The alliance’s chairman said in a statement that the gift was aimed at improving “Connecticut lawmakers’ access to sound historical information. ...”

“From recent legislation and statements by Connecticut legislators – including remarks aimed specifically at NAHA – we’ve seen a need for more and better knowledge about aviation history among Connecticut’s lawmakers,” Frank Winslow offered.

He added later, “We did an online search of the collection and found very few books on the subject. We think it might help Sen. [Kevin] Kelly and others in Connecticut to have better access to well-researched information gathered by eminent historians.”

Lawmakers in Ohio and Connecticut have been somewhat at odds over the Wright Brothers, with some of the latter giving credit to Gustave Whitehead for the first controlled powered flight more than two years before the Wrights were at Kitty Hawk, N.C.

A resolution adopted by the Ohio House earlier this year counters such assertions, noting that “scholarly research by respected and academically credentialed historians over many decades has found no evidence to substantiate the Whitehead claims,” and a publicized digitized photo of his purported flight “reveals only indistinct shapes.”

Connecticut’s Kelly, in a statement released through a spokesman Thursday, thanked the alliance for the book donation, but he remained firm in his commitment to Whitehead.
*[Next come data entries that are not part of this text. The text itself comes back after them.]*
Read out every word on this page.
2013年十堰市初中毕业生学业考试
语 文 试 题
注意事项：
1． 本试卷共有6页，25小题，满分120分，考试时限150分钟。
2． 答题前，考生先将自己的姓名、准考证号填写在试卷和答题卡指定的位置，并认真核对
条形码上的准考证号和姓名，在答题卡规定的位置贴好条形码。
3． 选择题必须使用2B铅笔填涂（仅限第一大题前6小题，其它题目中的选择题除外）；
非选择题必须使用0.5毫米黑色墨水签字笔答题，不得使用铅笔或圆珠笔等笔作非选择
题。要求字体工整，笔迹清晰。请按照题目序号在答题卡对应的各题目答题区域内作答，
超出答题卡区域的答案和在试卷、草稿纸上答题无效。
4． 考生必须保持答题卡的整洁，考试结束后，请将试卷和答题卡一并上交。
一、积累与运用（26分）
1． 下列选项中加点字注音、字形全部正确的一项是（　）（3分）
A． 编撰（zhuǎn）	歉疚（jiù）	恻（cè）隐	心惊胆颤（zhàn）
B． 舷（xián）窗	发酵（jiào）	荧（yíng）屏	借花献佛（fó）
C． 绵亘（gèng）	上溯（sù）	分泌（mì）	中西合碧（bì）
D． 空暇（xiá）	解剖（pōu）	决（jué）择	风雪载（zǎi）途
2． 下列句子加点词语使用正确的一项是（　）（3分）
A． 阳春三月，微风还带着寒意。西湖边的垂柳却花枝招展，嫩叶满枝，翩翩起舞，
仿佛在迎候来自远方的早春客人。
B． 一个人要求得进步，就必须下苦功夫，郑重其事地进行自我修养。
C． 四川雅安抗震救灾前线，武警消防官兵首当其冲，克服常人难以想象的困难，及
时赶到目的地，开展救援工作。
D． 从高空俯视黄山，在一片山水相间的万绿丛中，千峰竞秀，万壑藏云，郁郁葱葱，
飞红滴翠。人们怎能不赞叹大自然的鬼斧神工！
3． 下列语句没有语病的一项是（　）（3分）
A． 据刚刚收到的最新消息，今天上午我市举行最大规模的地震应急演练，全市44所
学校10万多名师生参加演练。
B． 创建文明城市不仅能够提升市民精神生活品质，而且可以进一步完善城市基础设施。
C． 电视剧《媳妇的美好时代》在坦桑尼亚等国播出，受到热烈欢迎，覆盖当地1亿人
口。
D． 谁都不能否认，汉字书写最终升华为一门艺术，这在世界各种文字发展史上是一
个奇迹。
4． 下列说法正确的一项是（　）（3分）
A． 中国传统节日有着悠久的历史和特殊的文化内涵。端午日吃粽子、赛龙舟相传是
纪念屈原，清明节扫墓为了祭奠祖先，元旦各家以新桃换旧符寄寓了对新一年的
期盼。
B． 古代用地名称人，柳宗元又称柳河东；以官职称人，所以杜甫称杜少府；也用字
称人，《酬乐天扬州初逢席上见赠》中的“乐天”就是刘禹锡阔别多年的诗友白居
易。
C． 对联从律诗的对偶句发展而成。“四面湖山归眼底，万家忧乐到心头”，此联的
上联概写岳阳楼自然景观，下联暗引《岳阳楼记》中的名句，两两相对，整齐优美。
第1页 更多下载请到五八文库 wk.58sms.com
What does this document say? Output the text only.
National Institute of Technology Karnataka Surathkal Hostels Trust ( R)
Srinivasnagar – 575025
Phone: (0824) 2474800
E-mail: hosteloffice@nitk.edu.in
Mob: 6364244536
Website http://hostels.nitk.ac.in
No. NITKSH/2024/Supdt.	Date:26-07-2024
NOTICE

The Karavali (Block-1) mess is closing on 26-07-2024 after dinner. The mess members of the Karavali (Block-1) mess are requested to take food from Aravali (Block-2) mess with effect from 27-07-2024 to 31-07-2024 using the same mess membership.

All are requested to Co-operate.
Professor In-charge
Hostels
The books “will only help us here in Connecticut as we continue to shine a spotlight on a pioneering aviation event that took place in our state 114 years ago,” he said. “Gustave Whitehead successfully flew his Model 21 aircraft on Aug. 14, 1901, in Connecticut. This is widely believed to have been the first manned flight documented with eyewitness accounts. We thank Ohio for the publicity, and we hope public interest in this historic event will continue to soar.

“Ohio is a great state, and there’s no question that the Wright brothers will retain their place in aviation history. They just weren’t first in flight,” Kelly said.